Une version un peu plus grotesque de la manœuvre mise en place au Brésil
qui a abouti au coup d’État institutionnel contre Dilma Rousseff et à
l’emprisonnement de Lula Da Silva qui a permis que Bolsonaro arrive au
pouvoir. Ce n’est pas un hasard que le président ultra-réactionnaire
brésilien soutienne le coup d’État en Bolivie.
Evo en appelle à la « négociation »
Dans ce contexte on pourrait croire que le président destitué
pourrait appeler à une quelconque forme de résistance. Mais rien de tout
cela. Evo Morales et son parti, le MAS, se sont au contraire montrés
ouverts au dialogue et à la négociation avec les putschistes.

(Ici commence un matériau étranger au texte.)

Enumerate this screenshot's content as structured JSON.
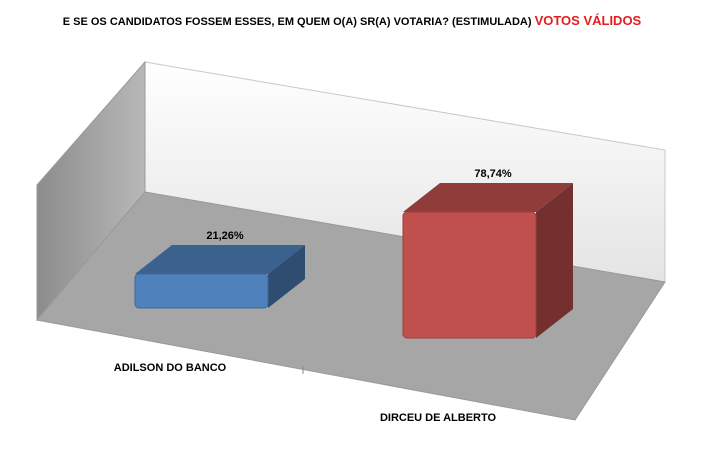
{
  "chart_data": {
    "type": "bar3d",
    "title": "E SE OS CANDIDATOS FOSSEM ESSES, EM QUEM O(A) SR(A) VOTARIA? (ESTIMULADA)",
    "subtitle": "VOTOS VÁLIDOS",
    "categories": [
      "ADILSON DO BANCO",
      "DIRCEU DE ALBERTO"
    ],
    "values": [
      21.26,
      78.74
    ],
    "value_labels": [
      "21,26%",
      "78,74%"
    ],
    "colors": [
      "#4f81bd",
      "#c0504d"
    ]
  }
}
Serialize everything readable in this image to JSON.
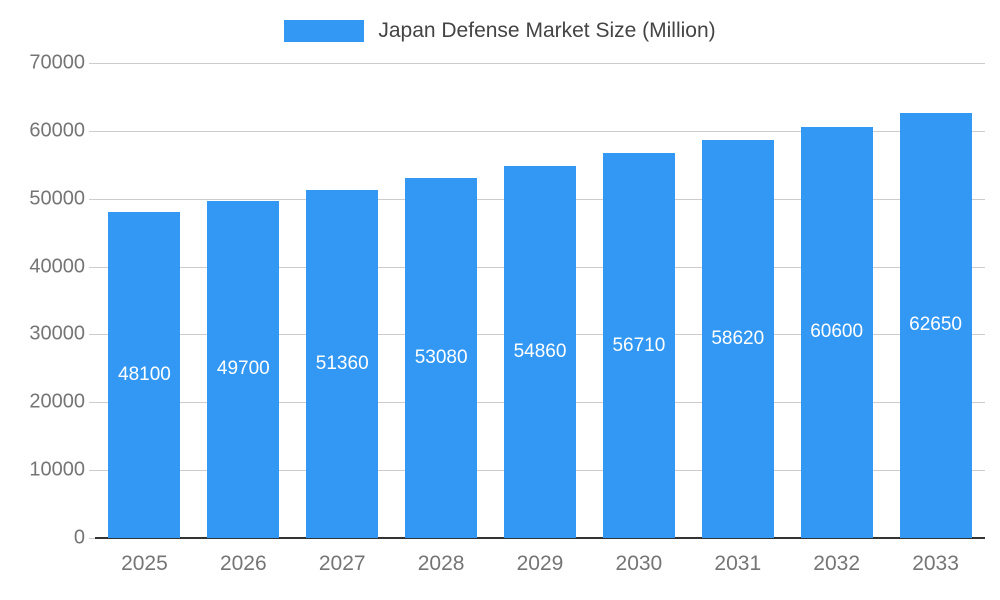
{
  "legend": {
    "title": "Japan Defense Market Size (Million)"
  },
  "chart_data": {
    "type": "bar",
    "title": "Japan Defense Market Size (Million)",
    "categories": [
      "2025",
      "2026",
      "2027",
      "2028",
      "2029",
      "2030",
      "2031",
      "2032",
      "2033"
    ],
    "values": [
      48100,
      49700,
      51360,
      53080,
      54860,
      56710,
      58620,
      60600,
      62650
    ],
    "xlabel": "",
    "ylabel": "",
    "ylim": [
      0,
      70000
    ],
    "yticks": [
      0,
      10000,
      20000,
      30000,
      40000,
      50000,
      60000,
      70000
    ],
    "grid": true,
    "legend_position": "top",
    "bar_color": "#3398f3",
    "value_label_color": "#ffffff",
    "axis_text_color": "#757575",
    "gridline_color": "#cccccc",
    "baseline_color": "#333333"
  }
}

Les
députés du MAS ont appelé à « pacifier » la situation. Le sénateur Omar
Aguilar a même déclaré : « notre objectif est de pacifier le pays, ce n’est pas de bloquer la gestion de transition de Jeanine Áñez ».
Evo Morales, depuis son exile mexicain, s’est déclaré prêt à rentrer
en Bolivie pour « pacifier la situation ». Et dans un autre tweet, a
fait appel à l’ONU, aux « pays amis » d’Europe, à l’Église catholique et
au Pape, afin qu’ils interviennent dans la situation pour mettre fin à
la violence. Insolite vraiment. Alors que la droite revancharde ne jure
que de mettre en prison les membres du MAS, d’empêcher Morales de se
présenter à d’éventuelles élections, alors qu’elle humilie les
populations indigènes et réprime les manifestants, Evo Morales espère
dialoguer avec elle.
C’est exactement la même politique de recherche d’alliances avec des
secteurs de la droite qui a permis le renforcement des forces
réactionnaires, certaines proto-fascistes, au sein de la société
bolivienne tout au long des années de gouvernement du MAS.
Mobilisation ouvrière et paysanne et auto-organisation pour écraser la réaction
C’est pourtant tout le contraire qu’il faudrait faire en ce moment,
comme des milliers d’ouvriers, de paysans, d’indigènes et de femmes
mobilisés contre le coup d’État dans tout le pays sont en train de le
démontrer. Face à la réaction raciste, à la répression de la police, de
l’armée et des groupes proto-fascistes, les travailleurs et les paysans
doivent s’organiser ; mettre en place des cadres d’auto-organisation
dans les lieux de travail, dans les quartiers populaires, dans les lieux
d’étude. Ce n’est qu’un tel rapport de forces qui pourrait garantir la
résistance et la victoire face à la réaction.
Aux côtés de nos camarades de la Ligue Ouvrière Révolutionnaire (LOR-CI)
de Bolivie nous dénonçons le coup d’État de la droite contre Evo
Morales ainsi que la persécution contre les élus et militants du MAS et
d’autres organisations sociales et ouvrières. Cependant, cela ne nous
engage nullement dans un quelconque soutien politique au MAS et à sa
politique qui a permis le renforcement de la droite et qu’aujourd’hui
est en train de semer la confusion parmi tous ceux et toutes celles qui
se battent contre la réaction et de trahir la mobilisation populaire.
En ce sens l’auto-organisation des travailleurs, des paysans, des
indigènes, des étudiants, des femmes doit servir à décider de la
direction de leur mouvement mais aussi à lutter dans la perspective
d’une Assemblée Constituante Libre qui permette aux travailleurs, aux
paysans et aux classes populaires de décider de toutes les questions de
la vie politiques, économiques et sociales du pays.